Os dados sobre a nova visão do mercado de terceirização fazem parte de uma pesquisa mundial realizada pela IBM. O estudo, que ouviu 1351 executivos, entre eles, gestores de TI do Brasil, traz novas informações sobre o comportamento dos líderes de TI. O primeiro deles é que apenas 7% ainda enxergam a terceirização como mera fonte de redução de custos nos negócios de outsourcing de infraestrutura, aplicativos e processos de negócios. Ainda na pesquisa, 39% citam que a terceirização trouxe resultado concreto para os negócios. Tanto é assim que as empresas inovadoras registraram 9% de crescimento de receita e um lucro bruto até cinco vezes maior do que das suas concorrentes que investem menos em TI.

“Podemos dizer que há uma maturidade das empresas. TI já é vista como um meio central para o negócio. A terceirização deixou de ser apenas para reduzir custos ou repassar a atividade para um provedor. Vai muito além. Virou diferencial de negócios. O CIO sabe da relevância de ter uma TI 100% funcional. E o CFO também está ciente dessa necessidade”, comemora Fábio Pessoa, VP de Serviços de Tecnologia da IBM Brasil.

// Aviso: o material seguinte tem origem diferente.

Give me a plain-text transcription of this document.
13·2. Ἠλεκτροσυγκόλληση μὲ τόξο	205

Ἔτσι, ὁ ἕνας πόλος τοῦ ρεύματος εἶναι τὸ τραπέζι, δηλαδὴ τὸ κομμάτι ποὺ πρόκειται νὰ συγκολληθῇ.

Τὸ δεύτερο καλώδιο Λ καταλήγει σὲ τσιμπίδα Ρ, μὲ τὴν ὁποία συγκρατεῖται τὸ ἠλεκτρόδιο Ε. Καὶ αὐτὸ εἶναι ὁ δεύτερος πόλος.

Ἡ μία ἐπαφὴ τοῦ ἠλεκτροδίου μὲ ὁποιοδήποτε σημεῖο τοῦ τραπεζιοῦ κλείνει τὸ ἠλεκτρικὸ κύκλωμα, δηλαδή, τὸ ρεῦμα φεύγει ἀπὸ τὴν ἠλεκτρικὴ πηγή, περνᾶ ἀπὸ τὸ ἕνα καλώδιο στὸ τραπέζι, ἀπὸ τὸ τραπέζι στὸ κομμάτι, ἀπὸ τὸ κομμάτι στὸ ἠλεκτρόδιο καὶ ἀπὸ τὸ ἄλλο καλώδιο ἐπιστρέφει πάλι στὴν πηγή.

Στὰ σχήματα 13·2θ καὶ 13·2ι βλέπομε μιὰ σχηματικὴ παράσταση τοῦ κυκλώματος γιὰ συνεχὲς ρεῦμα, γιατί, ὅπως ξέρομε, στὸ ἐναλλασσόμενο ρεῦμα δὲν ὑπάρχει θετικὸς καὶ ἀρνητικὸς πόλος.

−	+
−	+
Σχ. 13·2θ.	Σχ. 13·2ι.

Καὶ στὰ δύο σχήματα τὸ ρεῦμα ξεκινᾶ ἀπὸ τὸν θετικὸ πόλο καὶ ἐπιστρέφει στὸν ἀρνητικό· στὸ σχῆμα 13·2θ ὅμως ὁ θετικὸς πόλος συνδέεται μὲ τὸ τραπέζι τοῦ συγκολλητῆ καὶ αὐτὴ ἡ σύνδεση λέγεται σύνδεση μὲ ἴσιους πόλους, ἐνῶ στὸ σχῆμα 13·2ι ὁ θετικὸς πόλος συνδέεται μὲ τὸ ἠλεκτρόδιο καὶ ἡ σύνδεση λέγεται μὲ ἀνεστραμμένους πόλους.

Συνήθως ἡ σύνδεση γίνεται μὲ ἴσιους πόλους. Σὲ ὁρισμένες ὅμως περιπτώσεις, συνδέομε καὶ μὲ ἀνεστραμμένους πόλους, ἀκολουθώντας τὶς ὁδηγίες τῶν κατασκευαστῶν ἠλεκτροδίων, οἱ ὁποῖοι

A confusão dos usuários entre terceirização e serviços de computação na nuvem é considerada natural pela IBM. Para Carlos Mazon, diretor de novos negócios de outsourcing da IBM Brasil, a dúvida vai até ao ponto que se senta para estabelecer o contrato de prestação de serviços. “Não há terceirização sem serviços de cloud. Mas cloud computing não é terceirização de TI. A Terceirização vai além da TI. Ela envolve processos e exige uma série de requisitos. E isso fica muito bem explicitado quando se começa a desenhar a relação transparente entre cliente e provedor de serviços”, destaca o executivo.

Mazon admite que o conceito ‘paga quando usa’ também vai começar a entrar no processo de terceirização – os contratos têm em média três a cinco anos de duração. Mas que essa é uma evolução natural do modelo de negócios. “Há muito para ajustar numa relação de terceirização. Temos, por exemplo, as redes sociais. Elas estão mudando todo o conceito de política de segurança das empresas. E para fazer bem-feito, processos são absolutamente essenciais”, preconiza.

O VP de Serviços de Tecnologia da IBM Brasil observa que até setores mais resistentes à terceirização – como o financeiro – já usa o modelo para priorizar o seu negócio: serviços financeiros. “TI é escala. Um banco, por exemplo, não é uma empresa de tecnologia. Ela não deve ter tecnologia como negócio-fim. Não é o correto. Um bom provedor de serviço responde por essa área. De novo, acho que o grande mote é a transparência. E ai, a computação em nuvem ajuda muito. As regras ficam muito claras dos deveres e direitos de cada parte”, completa.

Comemorada pelos executivos da IBM, a tendência de maturidade em relação aos resultados da terceirização é respaldada também pelos números de mercado. De acordo com a IDC, o mercado brasileiro de serviços de TI movimentou cerca de R$ 27 bilhões em 2012, dos quais R$ 12 bilhões foram provenientes de serviços de outsourcing de TI, considerando o próprio segmento de terceirização, serviços de data center e de desenvolvimento de aplicativos. De acordo com a consultoria, enquanto o mercado total de TI deve crescer a taxas de 7% a 8% ao ano até 2017, o de outsourcing atingirá mais de 10%.